The Misconceptions behind HSV
Genital Herpes is one of the most common viral sexually transmitted infections, especially in the college population. As many as one in eight people between the ages of 14-49 have genital herpes. Though many people have the virus, there are many myths that surround the virus. This article seeks to address five common misconceptions about Herpes.
Myth: Herpes can only be transmitted from someone who has an outbreak. Fact: There is a greater risk of transmitting herpes virus during an outbreak. However, the herpes simplex virus (HSV) can be shed at any time. This why suppression therapy is a good option for someone who has HSV but is in a relationship with a partner or partners who have not been diagnosed with HSV.
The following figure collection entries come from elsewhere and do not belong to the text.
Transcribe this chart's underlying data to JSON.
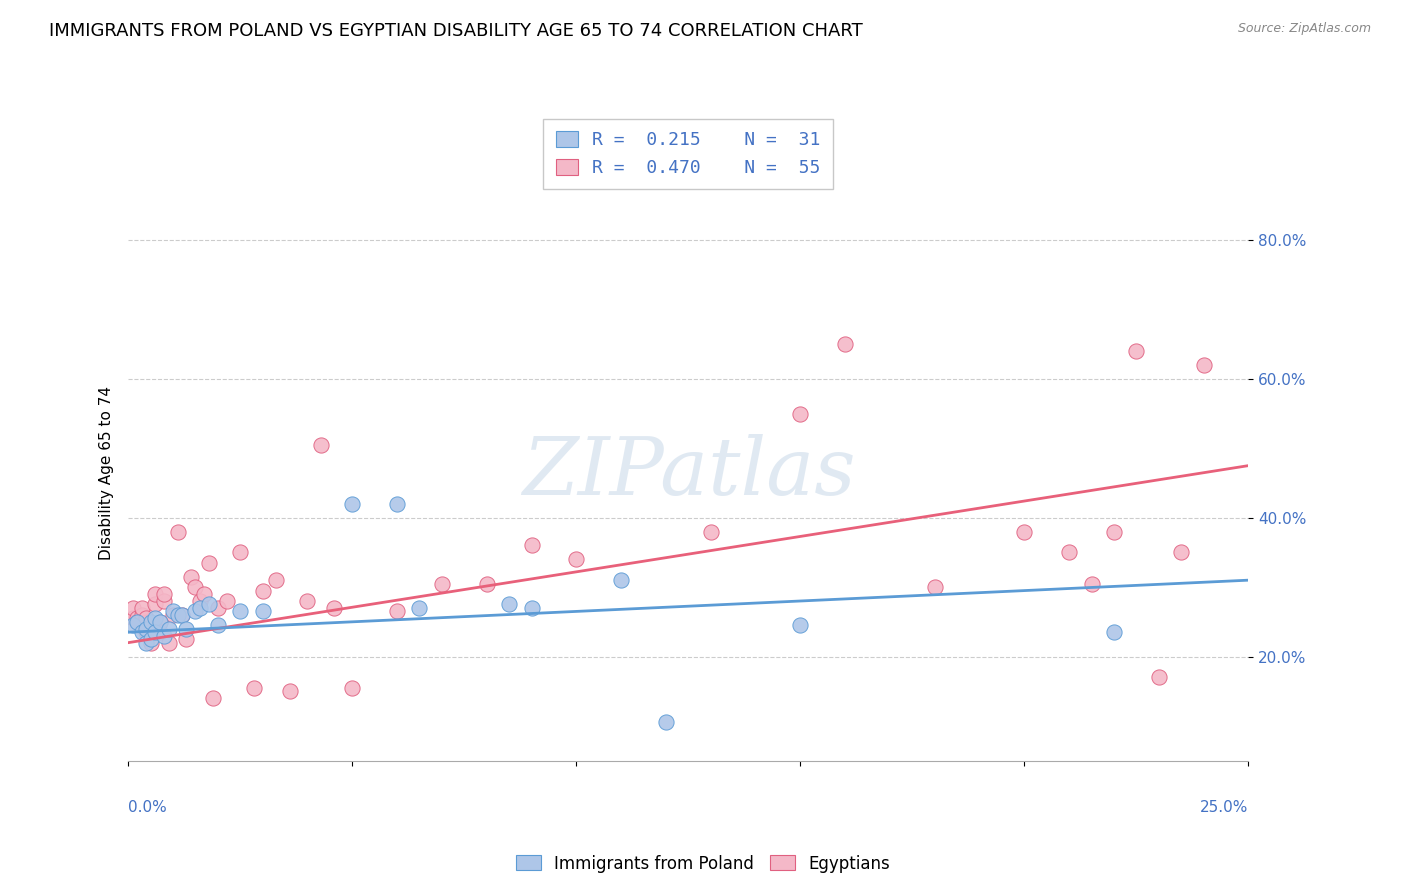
{
  "title": "IMMIGRANTS FROM POLAND VS EGYPTIAN DISABILITY AGE 65 TO 74 CORRELATION CHART",
  "source": "Source: ZipAtlas.com",
  "ylabel": "Disability Age 65 to 74",
  "ytick_vals": [
    0.2,
    0.4,
    0.6,
    0.8
  ],
  "ytick_labels": [
    "20.0%",
    "40.0%",
    "60.0%",
    "80.0%"
  ],
  "xlim": [
    0.0,
    0.25
  ],
  "ylim": [
    0.05,
    0.88
  ],
  "watermark": "ZIPatlas",
  "legend_line1": "R =  0.215    N =  31",
  "legend_line2": "R =  0.470    N =  55",
  "color_poland_fill": "#aec6e8",
  "color_poland_edge": "#5b9bd5",
  "color_egypt_fill": "#f4b8c8",
  "color_egypt_edge": "#e06080",
  "color_poland_line": "#5b9bd5",
  "color_egypt_line": "#e8607a",
  "color_text_blue": "#4472c4",
  "color_grid": "#cccccc",
  "poland_x": [
    0.001,
    0.002,
    0.003,
    0.004,
    0.004,
    0.005,
    0.005,
    0.006,
    0.006,
    0.007,
    0.008,
    0.009,
    0.01,
    0.011,
    0.012,
    0.013,
    0.015,
    0.016,
    0.018,
    0.02,
    0.025,
    0.03,
    0.05,
    0.06,
    0.065,
    0.085,
    0.09,
    0.11,
    0.12,
    0.15,
    0.22
  ],
  "poland_y": [
    0.245,
    0.25,
    0.235,
    0.24,
    0.22,
    0.25,
    0.225,
    0.255,
    0.235,
    0.25,
    0.23,
    0.24,
    0.265,
    0.26,
    0.26,
    0.24,
    0.265,
    0.27,
    0.275,
    0.245,
    0.265,
    0.265,
    0.42,
    0.42,
    0.27,
    0.275,
    0.27,
    0.31,
    0.105,
    0.245,
    0.235
  ],
  "egypt_x": [
    0.001,
    0.001,
    0.002,
    0.002,
    0.003,
    0.003,
    0.004,
    0.004,
    0.005,
    0.005,
    0.006,
    0.006,
    0.007,
    0.007,
    0.008,
    0.008,
    0.009,
    0.01,
    0.011,
    0.012,
    0.013,
    0.014,
    0.015,
    0.016,
    0.017,
    0.018,
    0.019,
    0.02,
    0.022,
    0.025,
    0.028,
    0.03,
    0.033,
    0.036,
    0.04,
    0.043,
    0.046,
    0.05,
    0.06,
    0.07,
    0.08,
    0.09,
    0.1,
    0.13,
    0.15,
    0.16,
    0.18,
    0.2,
    0.21,
    0.215,
    0.22,
    0.225,
    0.23,
    0.235,
    0.24
  ],
  "egypt_y": [
    0.255,
    0.27,
    0.255,
    0.25,
    0.26,
    0.27,
    0.235,
    0.255,
    0.235,
    0.22,
    0.275,
    0.29,
    0.25,
    0.235,
    0.28,
    0.29,
    0.22,
    0.26,
    0.38,
    0.26,
    0.225,
    0.315,
    0.3,
    0.28,
    0.29,
    0.335,
    0.14,
    0.27,
    0.28,
    0.35,
    0.155,
    0.295,
    0.31,
    0.15,
    0.28,
    0.505,
    0.27,
    0.155,
    0.265,
    0.305,
    0.305,
    0.36,
    0.34,
    0.38,
    0.55,
    0.65,
    0.3,
    0.38,
    0.35,
    0.305,
    0.38,
    0.64,
    0.17,
    0.35,
    0.62
  ],
  "poland_trend_x": [
    0.0,
    0.25
  ],
  "poland_trend_y": [
    0.235,
    0.31
  ],
  "egypt_trend_x": [
    0.0,
    0.25
  ],
  "egypt_trend_y": [
    0.22,
    0.475
  ],
  "bg_color": "#ffffff",
  "title_fontsize": 13,
  "label_fontsize": 11,
  "tick_fontsize": 11,
  "legend_fontsize": 13,
  "marker_size": 120
}
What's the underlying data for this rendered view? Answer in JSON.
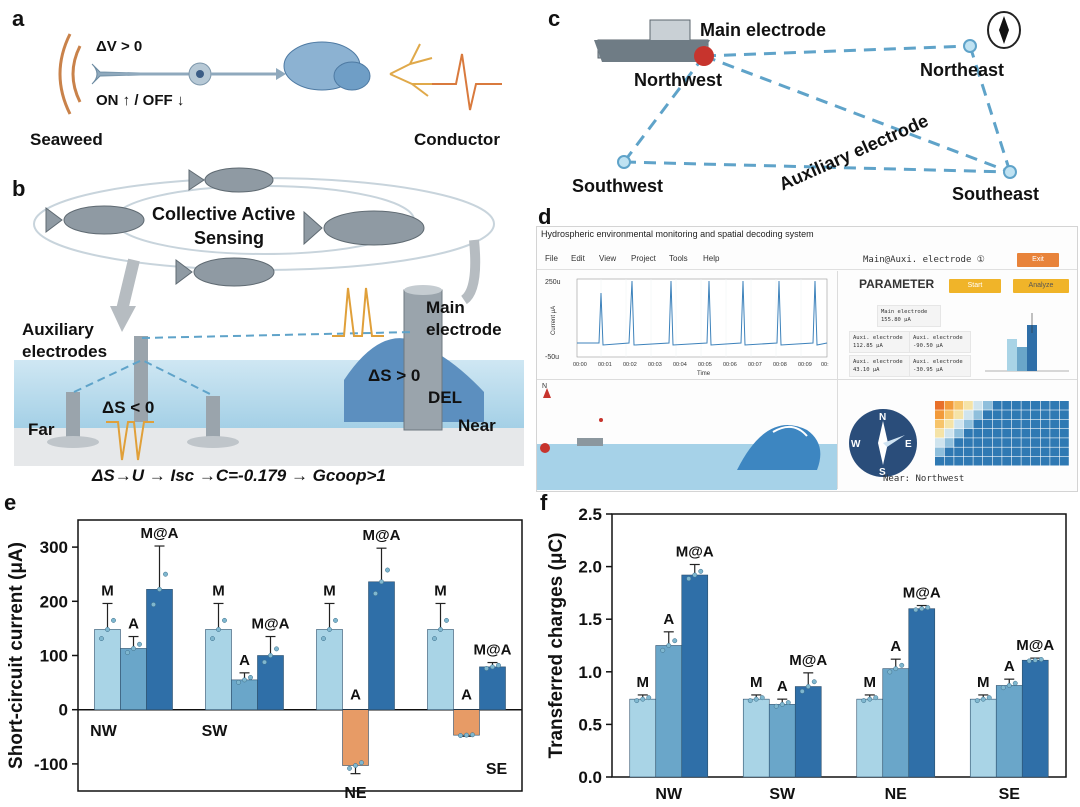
{
  "panels": {
    "a": {
      "letter": "a",
      "dv": "ΔV > 0",
      "onoff": "ON ↑ / OFF ↓",
      "left_label": "Seaweed",
      "right_label": "Conductor"
    },
    "b": {
      "letter": "b",
      "title1": "Collective Active",
      "title2": "Sensing",
      "aux1": "Auxiliary",
      "aux2": "electrodes",
      "main1": "Main",
      "main2": "electrode",
      "ds_pos": "ΔS > 0",
      "ds_neg": "ΔS < 0",
      "del": "DEL",
      "far": "Far",
      "near": "Near",
      "equation": "ΔS→U → Isc →C=-0.179 → Gcoop>1"
    },
    "c": {
      "letter": "c",
      "main": "Main electrode",
      "nw": "Northwest",
      "ne": "Northeast",
      "sw": "Southwest",
      "se": "Southeast",
      "aux": "Auxiliary electrode"
    },
    "d": {
      "letter": "d",
      "app_title": "Hydrospheric environmental monitoring and spatial decoding system",
      "menu": [
        "File",
        "Edit",
        "View",
        "Project",
        "Tools",
        "Help"
      ],
      "elec_title": "Main@Auxi. electrode ①",
      "exit": "Exit",
      "param": "PARAMETER",
      "start": "Start",
      "analyze": "Analyze",
      "y_top": "250u",
      "y_bottom": "-50u",
      "y_label": "Current μA",
      "x_label": "Time",
      "x_ticks": [
        "00:00",
        "00:01",
        "00:02",
        "00:03",
        "00:04",
        "00:05",
        "00:06",
        "00:07",
        "00:08",
        "00:09",
        "00:"
      ],
      "main_name": "Main electrode",
      "main_val": "155.80 μA",
      "aux_name": "Auxi. electrode",
      "aux_vals": [
        "112.85 μA",
        "-90.50 μA",
        "43.10 μA",
        "-30.95 μA"
      ],
      "compass": {
        "n": "N",
        "e": "E",
        "s": "S",
        "w": "W"
      },
      "north_mark": "N",
      "near": "Near: Northwest",
      "colors": {
        "exit": "#e8833a",
        "start": "#f0b429",
        "accent": "#2f79b3"
      }
    },
    "e": {
      "letter": "e"
    },
    "f": {
      "letter": "f"
    }
  },
  "chart_data": [
    {
      "type": "bar",
      "panel": "e",
      "ylabel": "Short-circuit current (μA)",
      "categories": [
        "NW",
        "SW",
        "NE",
        "SE"
      ],
      "yticks": [
        -100,
        0,
        100,
        200,
        300
      ],
      "ylim": [
        -150,
        350
      ],
      "series": [
        {
          "name": "M",
          "color": "#a9d4e6",
          "values": [
            148,
            148,
            148,
            148
          ],
          "errors": [
            48,
            48,
            48,
            48
          ],
          "labels": [
            "M",
            "M",
            "M",
            "M"
          ]
        },
        {
          "name": "A",
          "color": "#6aa6c9",
          "values": [
            113,
            55,
            -103,
            -47
          ],
          "errors": [
            22,
            13,
            15,
            2
          ],
          "labels": [
            "A",
            "A",
            "A",
            "A"
          ],
          "neg_color": "#e79b66"
        },
        {
          "name": "M@A",
          "color": "#2f6fa8",
          "values": [
            222,
            100,
            236,
            79
          ],
          "errors": [
            80,
            35,
            62,
            8
          ],
          "labels": [
            "M@A",
            "M@A",
            "M@A",
            "M@A"
          ],
          "neg_color": "#e07b3f"
        }
      ],
      "neg_values_secondary": [
        0,
        0,
        -112,
        -47
      ]
    },
    {
      "type": "bar",
      "panel": "f",
      "ylabel": "Transferred charges (μC)",
      "categories": [
        "NW",
        "SW",
        "NE",
        "SE"
      ],
      "yticks": [
        0.0,
        0.5,
        1.0,
        1.5,
        2.0,
        2.5
      ],
      "ylim": [
        0,
        2.5
      ],
      "series": [
        {
          "name": "M",
          "color": "#a9d4e6",
          "values": [
            0.74,
            0.74,
            0.74,
            0.74
          ],
          "errors": [
            0.04,
            0.04,
            0.04,
            0.04
          ],
          "labels": [
            "M",
            "M",
            "M",
            "M"
          ]
        },
        {
          "name": "A",
          "color": "#6aa6c9",
          "values": [
            1.25,
            0.69,
            1.03,
            0.87
          ],
          "errors": [
            0.13,
            0.05,
            0.09,
            0.06
          ],
          "labels": [
            "A",
            "A",
            "A",
            "A"
          ]
        },
        {
          "name": "M@A",
          "color": "#2f6fa8",
          "values": [
            1.92,
            0.86,
            1.6,
            1.11
          ],
          "errors": [
            0.1,
            0.13,
            0.03,
            0.02
          ],
          "labels": [
            "M@A",
            "M@A",
            "M@A",
            "M@A"
          ]
        }
      ]
    }
  ]
}
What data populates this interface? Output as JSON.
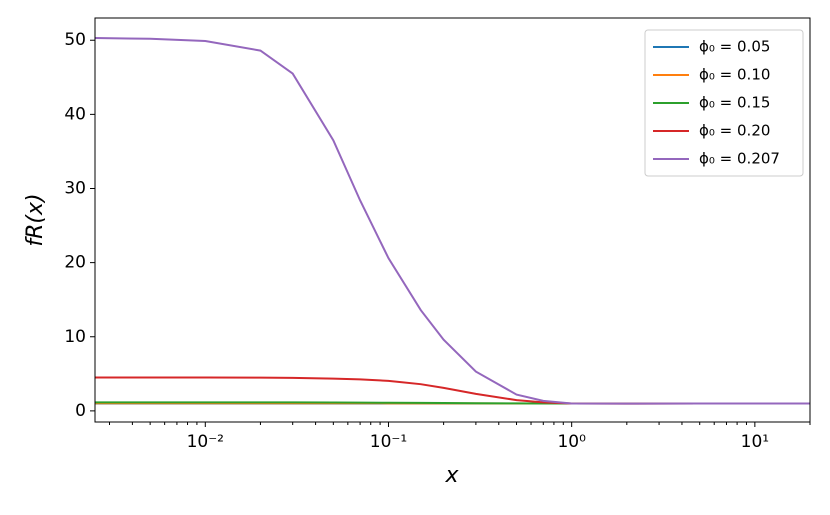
{
  "chart_data": {
    "type": "line",
    "x_label": "x",
    "y_label": "fR(x)",
    "x": [
      0.0025,
      0.005,
      0.01,
      0.02,
      0.03,
      0.05,
      0.07,
      0.1,
      0.15,
      0.2,
      0.3,
      0.5,
      0.7,
      1,
      2,
      5,
      10,
      20
    ],
    "series": [
      {
        "name": "ϕ₀ = 0.05",
        "color": "#1f77b4",
        "values": [
          1.0,
          1.0,
          1.0,
          1.0,
          1.0,
          1.0,
          1.0,
          1.0,
          1.0,
          1.0,
          1.0,
          1.0,
          1.0,
          1.0,
          1.0,
          1.0,
          1.0,
          1.0
        ]
      },
      {
        "name": "ϕ₀ = 0.10",
        "color": "#ff7f0e",
        "values": [
          1.03,
          1.03,
          1.03,
          1.03,
          1.03,
          1.03,
          1.03,
          1.02,
          1.02,
          1.02,
          1.01,
          1.0,
          1.0,
          1.0,
          1.0,
          1.0,
          1.0,
          1.0
        ]
      },
      {
        "name": "ϕ₀ = 0.15",
        "color": "#2ca02c",
        "values": [
          1.15,
          1.15,
          1.15,
          1.15,
          1.14,
          1.13,
          1.12,
          1.1,
          1.08,
          1.06,
          1.03,
          1.01,
          1.0,
          1.0,
          0.99,
          1.0,
          1.0,
          1.0
        ]
      },
      {
        "name": "ϕ₀ = 0.20",
        "color": "#d62728",
        "values": [
          4.5,
          4.5,
          4.5,
          4.48,
          4.45,
          4.35,
          4.25,
          4.05,
          3.6,
          3.1,
          2.3,
          1.45,
          1.15,
          1.0,
          0.98,
          0.99,
          1.0,
          1.0
        ]
      },
      {
        "name": "ϕ₀ = 0.207",
        "color": "#9467bd",
        "values": [
          50.3,
          50.2,
          49.9,
          48.6,
          45.5,
          36.5,
          28.4,
          20.6,
          13.6,
          9.6,
          5.3,
          2.2,
          1.35,
          1.0,
          0.98,
          0.99,
          1.0,
          1.0
        ]
      }
    ],
    "xscale": "log",
    "xlim": [
      0.0025,
      20
    ],
    "xticks": [
      {
        "value": 0.01,
        "label": "10⁻²"
      },
      {
        "value": 0.1,
        "label": "10⁻¹"
      },
      {
        "value": 1,
        "label": "10⁰"
      },
      {
        "value": 10,
        "label": "10¹"
      }
    ],
    "minor_xticks": [
      0.003,
      0.004,
      0.005,
      0.006,
      0.007,
      0.008,
      0.009,
      0.02,
      0.03,
      0.04,
      0.05,
      0.06,
      0.07,
      0.08,
      0.09,
      0.2,
      0.3,
      0.4,
      0.5,
      0.6,
      0.7,
      0.8,
      0.9,
      2,
      3,
      4,
      5,
      6,
      7,
      8,
      9,
      20
    ],
    "ylim": [
      -1.5,
      53
    ],
    "yticks": [
      0,
      10,
      20,
      30,
      40,
      50
    ],
    "grid": false,
    "legend": "upper right"
  }
}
Myth: Condoms provide complete protection from HSV. Fact: HSV is a skin infection, meaning the virus lives on the skin and is not passed through fluids, but is passed from skin to skin contact. Using a condom does not provide complete protection from HSV as during sexual activity, there is still skin to skin contact. HSV can be transmitted through oral and anal intercourse as well. Many people do not use barrier protection when engaging in these types of intercourse, thus increasing the risk of acquiring the infection.
Myth: You only have HSV if you have symptoms. Fact: As many as 90% of persons with HSV have never had symptoms or had symptoms that went unnoticed. Thus, as many persons with HSV may not know they have the virus.
Myth: I got tested for everything (all STIs) when I went to the doctor. Fact: There are close to 30 known STIs. Individuals are generally not tested for all STIs when they are seen for screenings. HSV is one of those that is often not screened for. The blood test has limitations and will be positive if the person has had cold sores in the past. The best time to test for HSV is if the person is having symptoms and the sores can be tested.
Myth: HSV1 means you have a cold sores. Many providers are using HSV 1 and HSV 2 to describe herpes infections. The rationale for this is that a person could have either type in various locations of the body. Most providers now refer to HSV infections by location (i.e. genital herpes, oral herpes etc…)
Things you should know or do:
HSV is most commonly has symptoms 2-14 days after exposure to the virus. The sores associated with the virus often become ulcerated and are painful. During the 1stoutbreak you may also have flu like symptoms.
Be educated about your partner’s status - make informed decisions about who you choose to be sexually active with. Ask questions, including do you get cold sores?
Continue to use condoms- though it does not provide complete protection, it does provide some level of protection.
Use protection with oral intercourse, the use of condoms and dental dams, can provide protection.
Use Internal condoms for anal or vaginal intercourse. Internal condoms (formally referred to as female condoms) are inserted into the body cavity and the external portion of the condom provides a greater amount of skin coverage than traditional condoms. (Internal condoms are available at SHS pharmacy and unlike traditional condoms are covered at no charge by most insurance. See your SHS provider for more details).
If you have any questions or concerns about HSV seek medical advice.